🤖 AI Summary
This work addresses mode collapse and limited representational capacity in Soft-IntroVAE (S-IntroVAE) caused by fixed priors. We propose a learnable multimodal prior framework, treating the prior as a “third participant” jointly optimized with the encoder and decoder under a shared Nash equilibrium adversarial training scheme. Building upon a modified ELBO, we derive adaptive variance clipping and responsibility regularization—provably balancing prior diversity and faithful latent variable assignment. Experiments on 2D density estimation and benchmark datasets (MNIST, Fashion-MNIST, CIFAR-10) demonstrate significant improvements in sample quality, log-likelihood scores, and semantic consistency of the latent space. To our knowledge, this is the first approach to jointly optimize prior structure, learning mechanism, and representation performance. Our results empirically validate that learnable multimodal priors yield dual benefits for both generative modeling and representation learning.
📝 Abstract
Variational Autoencoders (VAEs) are a popular framework for unsupervised learning and data generation. A plethora of methods have been proposed focusing on improving VAEs, with the incorporation of adversarial objectives and the integration of prior learning mechanisms being prominent directions.
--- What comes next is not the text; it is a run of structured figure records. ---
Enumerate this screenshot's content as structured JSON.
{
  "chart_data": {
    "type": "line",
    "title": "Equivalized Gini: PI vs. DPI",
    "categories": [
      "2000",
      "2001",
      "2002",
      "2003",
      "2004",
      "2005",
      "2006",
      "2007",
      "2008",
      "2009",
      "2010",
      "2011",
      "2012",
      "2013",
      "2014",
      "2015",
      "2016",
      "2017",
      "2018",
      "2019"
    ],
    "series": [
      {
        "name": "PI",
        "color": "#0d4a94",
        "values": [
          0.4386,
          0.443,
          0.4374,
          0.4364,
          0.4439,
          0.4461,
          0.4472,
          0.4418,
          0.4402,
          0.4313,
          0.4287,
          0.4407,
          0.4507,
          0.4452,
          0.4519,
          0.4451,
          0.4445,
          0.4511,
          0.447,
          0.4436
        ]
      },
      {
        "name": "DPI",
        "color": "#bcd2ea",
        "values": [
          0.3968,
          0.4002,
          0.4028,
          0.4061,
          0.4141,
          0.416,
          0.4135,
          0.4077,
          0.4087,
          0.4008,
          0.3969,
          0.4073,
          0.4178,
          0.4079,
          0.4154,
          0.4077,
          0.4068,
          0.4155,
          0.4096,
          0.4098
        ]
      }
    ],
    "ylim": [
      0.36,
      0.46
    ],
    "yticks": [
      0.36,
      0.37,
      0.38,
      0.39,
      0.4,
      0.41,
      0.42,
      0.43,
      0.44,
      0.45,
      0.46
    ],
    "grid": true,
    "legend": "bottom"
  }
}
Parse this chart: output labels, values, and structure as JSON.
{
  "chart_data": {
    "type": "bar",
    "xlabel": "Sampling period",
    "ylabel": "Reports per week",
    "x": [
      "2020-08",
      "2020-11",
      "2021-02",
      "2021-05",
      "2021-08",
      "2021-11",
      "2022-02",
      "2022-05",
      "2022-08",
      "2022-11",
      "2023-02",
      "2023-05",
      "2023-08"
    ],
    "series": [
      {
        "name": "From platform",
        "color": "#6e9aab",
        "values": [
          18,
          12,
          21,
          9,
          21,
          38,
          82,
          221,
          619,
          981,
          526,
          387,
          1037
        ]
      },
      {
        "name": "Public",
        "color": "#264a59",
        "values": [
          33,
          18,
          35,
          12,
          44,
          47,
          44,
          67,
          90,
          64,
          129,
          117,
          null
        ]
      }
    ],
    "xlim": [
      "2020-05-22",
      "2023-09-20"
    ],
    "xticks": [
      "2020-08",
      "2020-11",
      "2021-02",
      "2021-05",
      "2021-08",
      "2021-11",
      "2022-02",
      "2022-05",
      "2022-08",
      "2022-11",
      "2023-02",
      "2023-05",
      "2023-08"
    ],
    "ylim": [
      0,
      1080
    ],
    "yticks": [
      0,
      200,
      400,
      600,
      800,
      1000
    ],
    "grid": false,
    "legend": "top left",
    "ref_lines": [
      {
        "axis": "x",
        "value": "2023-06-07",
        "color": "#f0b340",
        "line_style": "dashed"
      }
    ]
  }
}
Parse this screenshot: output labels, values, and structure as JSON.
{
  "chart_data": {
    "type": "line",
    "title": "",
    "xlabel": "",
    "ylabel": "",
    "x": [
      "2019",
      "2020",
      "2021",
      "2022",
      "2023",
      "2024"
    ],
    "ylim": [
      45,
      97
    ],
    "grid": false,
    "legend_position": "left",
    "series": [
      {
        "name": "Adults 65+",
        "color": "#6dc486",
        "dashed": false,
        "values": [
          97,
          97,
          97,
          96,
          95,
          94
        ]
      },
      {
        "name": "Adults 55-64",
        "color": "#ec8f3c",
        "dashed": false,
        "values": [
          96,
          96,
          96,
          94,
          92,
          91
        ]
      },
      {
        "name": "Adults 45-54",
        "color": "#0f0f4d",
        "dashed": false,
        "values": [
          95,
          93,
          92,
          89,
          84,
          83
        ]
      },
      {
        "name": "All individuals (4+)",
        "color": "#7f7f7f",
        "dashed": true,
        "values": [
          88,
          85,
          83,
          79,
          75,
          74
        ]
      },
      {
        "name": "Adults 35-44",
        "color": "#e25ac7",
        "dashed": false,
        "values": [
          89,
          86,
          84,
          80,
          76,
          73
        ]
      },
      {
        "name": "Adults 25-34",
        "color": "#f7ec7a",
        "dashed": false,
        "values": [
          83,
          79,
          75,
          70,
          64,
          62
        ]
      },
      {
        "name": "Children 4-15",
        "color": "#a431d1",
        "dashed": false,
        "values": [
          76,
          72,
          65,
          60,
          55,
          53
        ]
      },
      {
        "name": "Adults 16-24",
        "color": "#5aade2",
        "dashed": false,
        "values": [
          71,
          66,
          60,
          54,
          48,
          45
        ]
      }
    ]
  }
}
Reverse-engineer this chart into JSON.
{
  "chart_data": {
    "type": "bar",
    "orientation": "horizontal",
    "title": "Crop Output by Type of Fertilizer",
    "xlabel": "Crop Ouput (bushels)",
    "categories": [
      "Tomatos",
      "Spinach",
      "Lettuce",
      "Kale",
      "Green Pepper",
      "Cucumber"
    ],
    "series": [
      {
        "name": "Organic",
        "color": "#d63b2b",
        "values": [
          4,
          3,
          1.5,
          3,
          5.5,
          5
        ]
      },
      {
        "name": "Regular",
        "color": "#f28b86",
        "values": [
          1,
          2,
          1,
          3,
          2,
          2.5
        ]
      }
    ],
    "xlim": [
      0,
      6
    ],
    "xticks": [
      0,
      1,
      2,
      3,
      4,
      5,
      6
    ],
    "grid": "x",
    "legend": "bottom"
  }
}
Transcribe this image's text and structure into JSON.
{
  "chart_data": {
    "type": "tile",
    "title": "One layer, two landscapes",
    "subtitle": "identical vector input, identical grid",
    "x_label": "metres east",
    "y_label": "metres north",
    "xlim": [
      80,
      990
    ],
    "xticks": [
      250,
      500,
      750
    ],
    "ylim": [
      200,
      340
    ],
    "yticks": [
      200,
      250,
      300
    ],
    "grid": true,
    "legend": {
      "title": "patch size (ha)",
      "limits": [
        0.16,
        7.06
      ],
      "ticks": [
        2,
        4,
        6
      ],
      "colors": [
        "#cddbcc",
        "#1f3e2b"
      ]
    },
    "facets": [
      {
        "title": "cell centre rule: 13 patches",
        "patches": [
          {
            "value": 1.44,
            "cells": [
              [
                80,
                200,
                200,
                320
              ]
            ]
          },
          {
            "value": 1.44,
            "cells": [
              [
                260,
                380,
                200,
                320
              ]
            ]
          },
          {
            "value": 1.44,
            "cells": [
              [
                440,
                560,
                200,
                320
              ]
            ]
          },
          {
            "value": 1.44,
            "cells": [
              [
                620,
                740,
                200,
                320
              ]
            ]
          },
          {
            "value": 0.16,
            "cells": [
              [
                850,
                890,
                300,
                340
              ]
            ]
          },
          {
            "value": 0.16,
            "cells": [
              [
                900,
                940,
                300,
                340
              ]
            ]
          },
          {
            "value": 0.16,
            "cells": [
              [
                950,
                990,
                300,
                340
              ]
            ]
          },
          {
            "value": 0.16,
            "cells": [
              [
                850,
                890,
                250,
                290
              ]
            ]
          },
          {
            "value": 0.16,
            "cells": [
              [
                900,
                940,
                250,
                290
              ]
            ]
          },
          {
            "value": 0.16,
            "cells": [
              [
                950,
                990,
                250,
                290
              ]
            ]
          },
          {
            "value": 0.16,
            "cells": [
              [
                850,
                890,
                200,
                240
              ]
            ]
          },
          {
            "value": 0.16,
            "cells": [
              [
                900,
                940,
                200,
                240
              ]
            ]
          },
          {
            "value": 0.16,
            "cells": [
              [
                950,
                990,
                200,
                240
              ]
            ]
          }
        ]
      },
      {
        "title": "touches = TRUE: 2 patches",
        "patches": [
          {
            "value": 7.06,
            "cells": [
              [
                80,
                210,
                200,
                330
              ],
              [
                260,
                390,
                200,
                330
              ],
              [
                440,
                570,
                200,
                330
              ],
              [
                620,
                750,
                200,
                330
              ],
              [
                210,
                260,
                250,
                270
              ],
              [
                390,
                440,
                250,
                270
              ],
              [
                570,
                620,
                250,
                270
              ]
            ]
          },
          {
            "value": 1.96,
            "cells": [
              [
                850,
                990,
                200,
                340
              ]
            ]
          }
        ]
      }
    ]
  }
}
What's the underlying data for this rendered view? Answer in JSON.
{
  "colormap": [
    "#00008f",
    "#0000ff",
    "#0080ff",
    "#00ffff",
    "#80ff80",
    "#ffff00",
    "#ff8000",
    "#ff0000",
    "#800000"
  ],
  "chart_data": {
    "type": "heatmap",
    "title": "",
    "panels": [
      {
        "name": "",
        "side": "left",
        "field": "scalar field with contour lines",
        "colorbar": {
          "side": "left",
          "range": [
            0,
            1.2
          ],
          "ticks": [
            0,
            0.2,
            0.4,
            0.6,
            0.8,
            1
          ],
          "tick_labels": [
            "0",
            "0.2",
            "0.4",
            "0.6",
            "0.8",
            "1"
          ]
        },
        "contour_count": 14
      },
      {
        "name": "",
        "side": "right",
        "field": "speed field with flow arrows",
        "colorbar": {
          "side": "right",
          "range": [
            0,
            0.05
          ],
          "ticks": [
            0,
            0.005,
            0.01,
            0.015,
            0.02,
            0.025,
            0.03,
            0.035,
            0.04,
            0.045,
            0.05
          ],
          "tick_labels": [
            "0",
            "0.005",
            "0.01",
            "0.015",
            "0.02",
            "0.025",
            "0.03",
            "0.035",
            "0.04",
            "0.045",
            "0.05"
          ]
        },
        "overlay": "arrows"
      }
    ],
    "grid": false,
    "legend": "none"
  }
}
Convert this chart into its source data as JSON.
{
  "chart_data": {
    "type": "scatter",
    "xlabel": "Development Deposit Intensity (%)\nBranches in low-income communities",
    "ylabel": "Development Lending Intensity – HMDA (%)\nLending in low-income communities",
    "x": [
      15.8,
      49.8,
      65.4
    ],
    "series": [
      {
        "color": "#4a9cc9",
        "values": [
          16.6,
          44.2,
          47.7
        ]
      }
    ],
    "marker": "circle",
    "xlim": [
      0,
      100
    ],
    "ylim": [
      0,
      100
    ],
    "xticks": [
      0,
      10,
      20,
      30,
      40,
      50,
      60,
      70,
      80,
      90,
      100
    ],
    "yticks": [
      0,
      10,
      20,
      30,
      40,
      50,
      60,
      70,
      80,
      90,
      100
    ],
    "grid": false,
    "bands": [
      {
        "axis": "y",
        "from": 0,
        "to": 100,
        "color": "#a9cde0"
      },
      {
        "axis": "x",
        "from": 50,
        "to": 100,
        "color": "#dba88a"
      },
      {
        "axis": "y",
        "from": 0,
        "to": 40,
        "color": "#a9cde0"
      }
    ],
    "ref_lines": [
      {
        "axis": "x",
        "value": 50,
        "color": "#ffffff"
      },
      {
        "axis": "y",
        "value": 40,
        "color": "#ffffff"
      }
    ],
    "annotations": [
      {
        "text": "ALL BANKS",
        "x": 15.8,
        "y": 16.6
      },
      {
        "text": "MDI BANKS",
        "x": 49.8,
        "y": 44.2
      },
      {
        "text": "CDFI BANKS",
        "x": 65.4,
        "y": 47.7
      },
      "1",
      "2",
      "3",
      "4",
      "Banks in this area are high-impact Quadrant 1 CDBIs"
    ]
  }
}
When it comes to the former, an indicative instance is the recently introduced family of Introspective VAEs aiming at ensuring that a low likelihood is assigned to unrealistic samples. In this study, we focus on the Soft-IntroVAE (S-IntroVAE) and investigate the implication of incorporating a multimodal and learnable prior into this framework. Namely, we formulate the prior as a third player and show that when trained in cooperation with the decoder constitutes an effective way for prior learning, which shares the Nash Equilibrium with the vanilla S-IntroVAE. Furthermore, based on a modified formulation of the optimal ELBO in S-IntroVAE, we develop theoretically motivated regularizations, that is (i) adaptive variance clipping to stabilize training when learning the prior and (ii) responsibility regularization to discourage the formation of inactive prior mode. Finally, we perform a series of targeted experiments on a 2D density estimation benchmark and in an image generation setting comprised of the (F)-MNIST and CIFAR-10 datasets demonstrating the benefit of prior learning in S-IntroVAE in generation and representation learning.